What I have done in the past evening is take the concert footage that was made for me of both performances, are streamed it into the computer. I have only watched enough of the video to do the editing required to trim it down to manageable size to fit onto a DVD. I have only listened to enough excerpts to make sure the audio was clear, clean, and of good quality. (Which it is.) I edited the raw footage down, made the titles, and set the file to render. Then I walked away from the computer and let it churn. Since this is a long piece of music, and I have two concerts to edit down to DVD length—which I am doing for the sake of documentation, not for commercial release; no more than that at this point, so don't ask me when it will be available, I don't know—I did the editing work, and set the files to render. When they're done rendering, I'll build the DVDs. That will take a few more days. Big concert files can take all day and night to render.
People keep asking me, How did the concerts go?! Where they a big success?! People genuinely want to know, because they really do care, and support my success as a composer and writer.
I feel like a heel for saying so, but the truth is: How the hell should I know? For one thing, I'm far too close to the events themselves to be objective yet. For another thing, I was far too crazy with stress going in to the concerts to do anything more than get through them, absorb what happened, and set it aside for later appreciation and thoughtfulness. Lots of good things were said to me, and about me. I appreciate them all—and at the same time, they don't at the moment feel like they have anything to do with me.
I am too close to things to really know what's real and what's fantasy. I do myself no service by collapsing into some belief in my own genius, or allowing my ego to be inflated by praise to the point where I lose my balance and my objectivity both.
So I don't really know how the concerts went. I am not able to answer that as yet. I hope
that they were a big success, and I feel that they probably were. As with all things, time will tell. Meanwhile, I have lots of work to do on the next phase of the process, as we prepare to record the music in the studio, and then take it to the GALA conference in Denver a few weeks later.
Many friends and family all said the concerts went extremely well, and so did some total strangers. I got a lot of very positive commentary afterwards. Many people said they really loved the work. And while we were performing, there were some moments when we could see audience members in tears. They were obviously moved by the performance, which pleases me greatly.

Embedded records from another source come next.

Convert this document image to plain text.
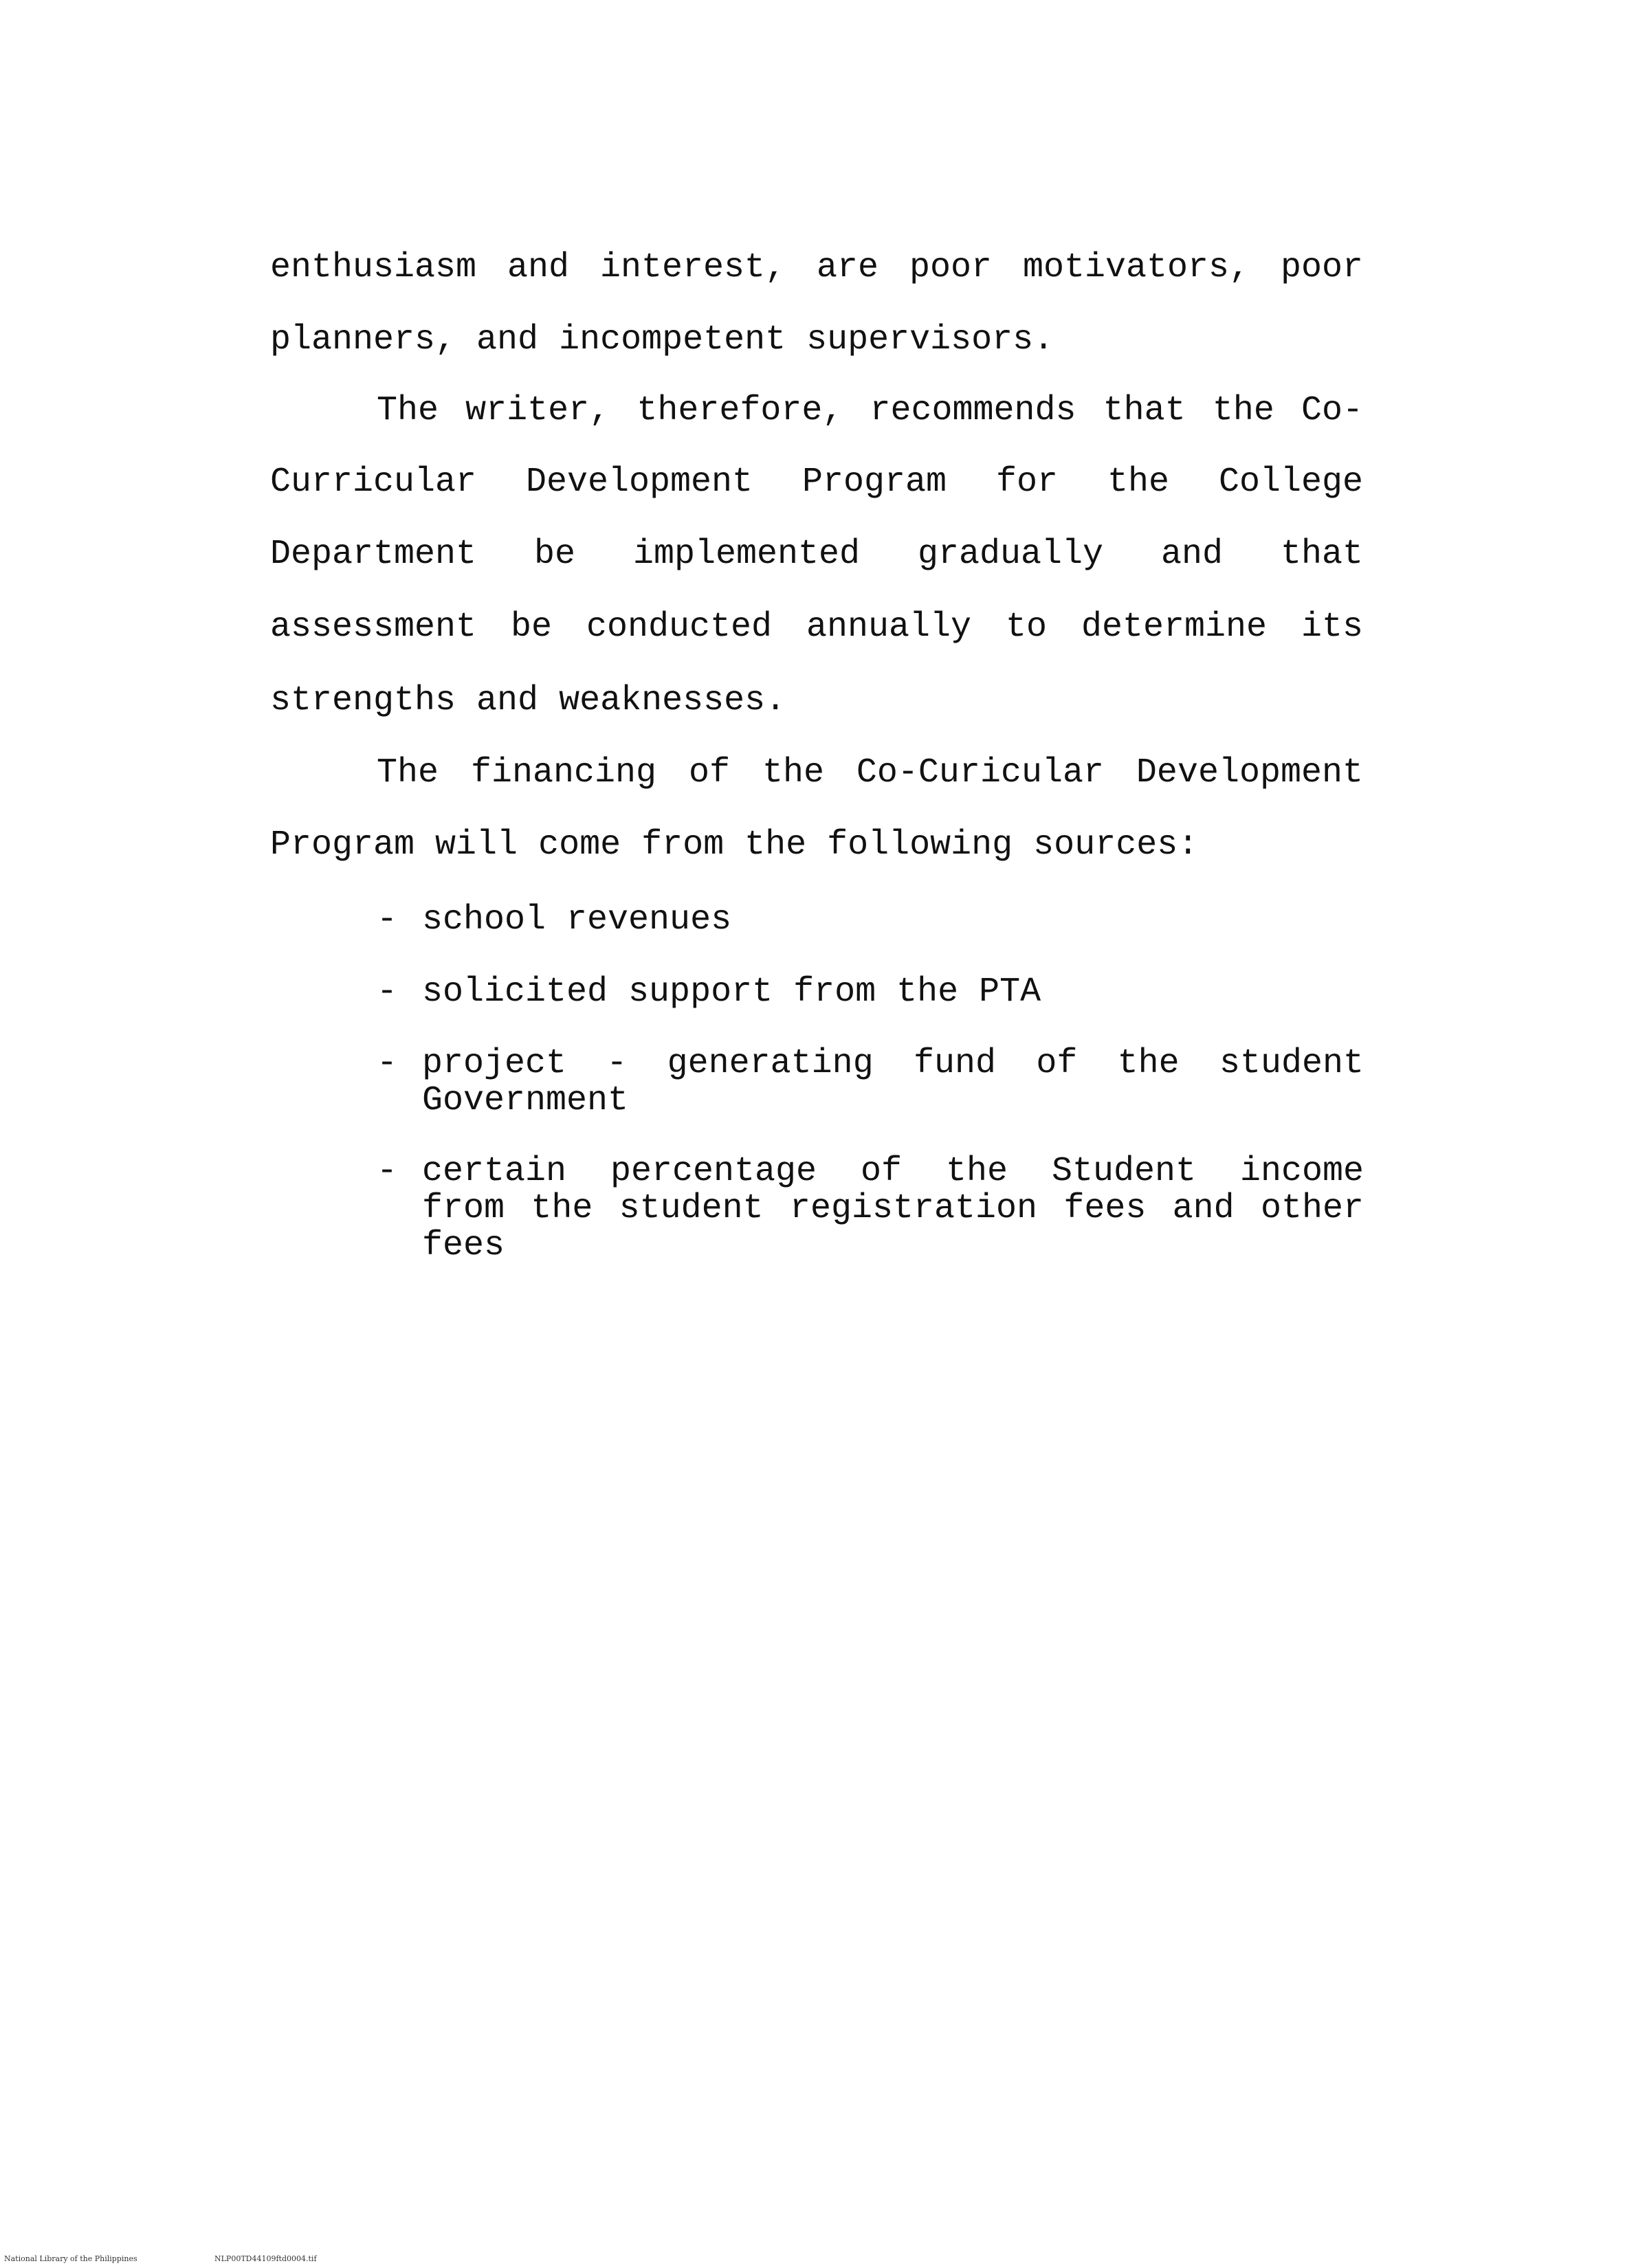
enthusiasm and interest, are poor motivators, poor
planners, and incompetent supervisors.
The writer, therefore, recommends that the Co-
Curricular Development Program for the College
Department be implemented gradually and that
assessment be conducted annually to determine its
strengths and weaknesses.
The financing of the Co-Curicular Development
Program will come from the following sources:
- school revenues
- solicited support from the PTA
- project - generating fund of the student
Government
- certain percentage of the Student income
from the student registration fees and other
fees
National Library of the Philippines	NLP00TD44109ftd0004.tif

The thing you have to remember is: everyone in this audience wanted us to succeed. They support us, they support me, and that's wonderful! Nonetheless, it will probably be some time before I can be genuinely objective about this experience. Am I grateful? Beyond what words can say. Am I hoping to do more? Yes indeed.

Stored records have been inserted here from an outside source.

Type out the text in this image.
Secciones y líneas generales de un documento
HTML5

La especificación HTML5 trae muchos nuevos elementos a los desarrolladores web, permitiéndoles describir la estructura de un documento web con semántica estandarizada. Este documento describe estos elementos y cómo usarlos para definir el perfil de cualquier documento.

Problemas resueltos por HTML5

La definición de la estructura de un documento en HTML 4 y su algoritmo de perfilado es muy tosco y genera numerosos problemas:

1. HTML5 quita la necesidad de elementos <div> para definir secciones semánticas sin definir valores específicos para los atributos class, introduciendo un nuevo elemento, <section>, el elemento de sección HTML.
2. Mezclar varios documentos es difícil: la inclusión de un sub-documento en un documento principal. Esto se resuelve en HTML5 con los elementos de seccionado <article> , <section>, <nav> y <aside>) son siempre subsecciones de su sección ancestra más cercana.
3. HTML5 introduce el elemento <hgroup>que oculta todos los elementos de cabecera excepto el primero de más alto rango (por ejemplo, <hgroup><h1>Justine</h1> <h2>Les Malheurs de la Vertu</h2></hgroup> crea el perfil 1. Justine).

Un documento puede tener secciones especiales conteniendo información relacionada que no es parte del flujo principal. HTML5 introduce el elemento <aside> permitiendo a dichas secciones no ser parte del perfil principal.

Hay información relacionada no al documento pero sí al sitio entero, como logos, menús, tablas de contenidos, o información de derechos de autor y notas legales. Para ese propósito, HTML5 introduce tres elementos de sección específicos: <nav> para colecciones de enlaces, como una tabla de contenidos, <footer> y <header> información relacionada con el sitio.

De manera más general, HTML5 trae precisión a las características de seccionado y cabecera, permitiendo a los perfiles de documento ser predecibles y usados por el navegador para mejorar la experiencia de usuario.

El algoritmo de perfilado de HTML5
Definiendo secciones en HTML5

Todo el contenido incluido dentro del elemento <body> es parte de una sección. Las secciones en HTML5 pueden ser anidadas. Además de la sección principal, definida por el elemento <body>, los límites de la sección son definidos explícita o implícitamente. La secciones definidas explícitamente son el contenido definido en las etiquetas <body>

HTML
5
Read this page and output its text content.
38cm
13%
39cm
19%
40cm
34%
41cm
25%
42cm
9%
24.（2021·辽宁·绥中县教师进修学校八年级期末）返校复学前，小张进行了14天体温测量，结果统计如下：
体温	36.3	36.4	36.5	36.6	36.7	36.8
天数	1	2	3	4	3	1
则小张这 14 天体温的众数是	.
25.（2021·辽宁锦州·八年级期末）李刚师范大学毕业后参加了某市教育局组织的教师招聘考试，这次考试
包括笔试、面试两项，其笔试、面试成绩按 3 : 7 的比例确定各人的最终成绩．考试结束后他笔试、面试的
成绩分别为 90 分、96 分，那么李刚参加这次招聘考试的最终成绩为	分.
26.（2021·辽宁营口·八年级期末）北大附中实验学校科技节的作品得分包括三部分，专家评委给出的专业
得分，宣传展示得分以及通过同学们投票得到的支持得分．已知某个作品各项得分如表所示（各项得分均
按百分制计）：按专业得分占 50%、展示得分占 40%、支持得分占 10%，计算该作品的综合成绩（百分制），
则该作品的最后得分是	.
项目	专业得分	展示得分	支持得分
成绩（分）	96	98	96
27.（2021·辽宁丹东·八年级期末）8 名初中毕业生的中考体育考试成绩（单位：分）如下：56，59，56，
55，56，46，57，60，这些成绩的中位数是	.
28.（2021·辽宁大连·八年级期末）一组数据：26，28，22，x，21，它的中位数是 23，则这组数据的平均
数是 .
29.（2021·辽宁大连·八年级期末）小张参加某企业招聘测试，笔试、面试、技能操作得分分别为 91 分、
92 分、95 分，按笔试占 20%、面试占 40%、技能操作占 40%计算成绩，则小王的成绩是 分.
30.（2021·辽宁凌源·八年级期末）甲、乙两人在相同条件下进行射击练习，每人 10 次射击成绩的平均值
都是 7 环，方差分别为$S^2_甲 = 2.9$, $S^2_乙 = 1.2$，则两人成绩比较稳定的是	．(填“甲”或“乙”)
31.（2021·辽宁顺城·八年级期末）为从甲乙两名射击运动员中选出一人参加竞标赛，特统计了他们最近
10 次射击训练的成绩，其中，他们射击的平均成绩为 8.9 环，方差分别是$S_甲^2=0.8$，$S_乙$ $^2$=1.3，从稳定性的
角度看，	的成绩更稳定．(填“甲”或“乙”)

Meanwhile, all I can say is that I'm incredibly grateful to have had the opportunity to write this large choral work, and to have been commissioned to do so. I'm incredibly grateful to all involved who made it happen; to all who attended; especially for family and friends who drove or flew thousands of miles just to be here for the concert premieres; and to all who sent their well-wishes even though they could not attend. This has been a major positive force in my life, these past months. And this is only the beginning. There will be other performances of Heartlands
to come. and other new commissions to compose and write. I look forward to all of that, and I will be eternally grateful to all concerned for every aspect of this experience that has carried through my life for many months now. It's just the beginning. I have a long list of things to do, next, now that this concert series is complete, and the next phase begins.
Thank you all. Someday I'll talk more about how I felt about the concerts, before, during, and after. But not for at least a few more days.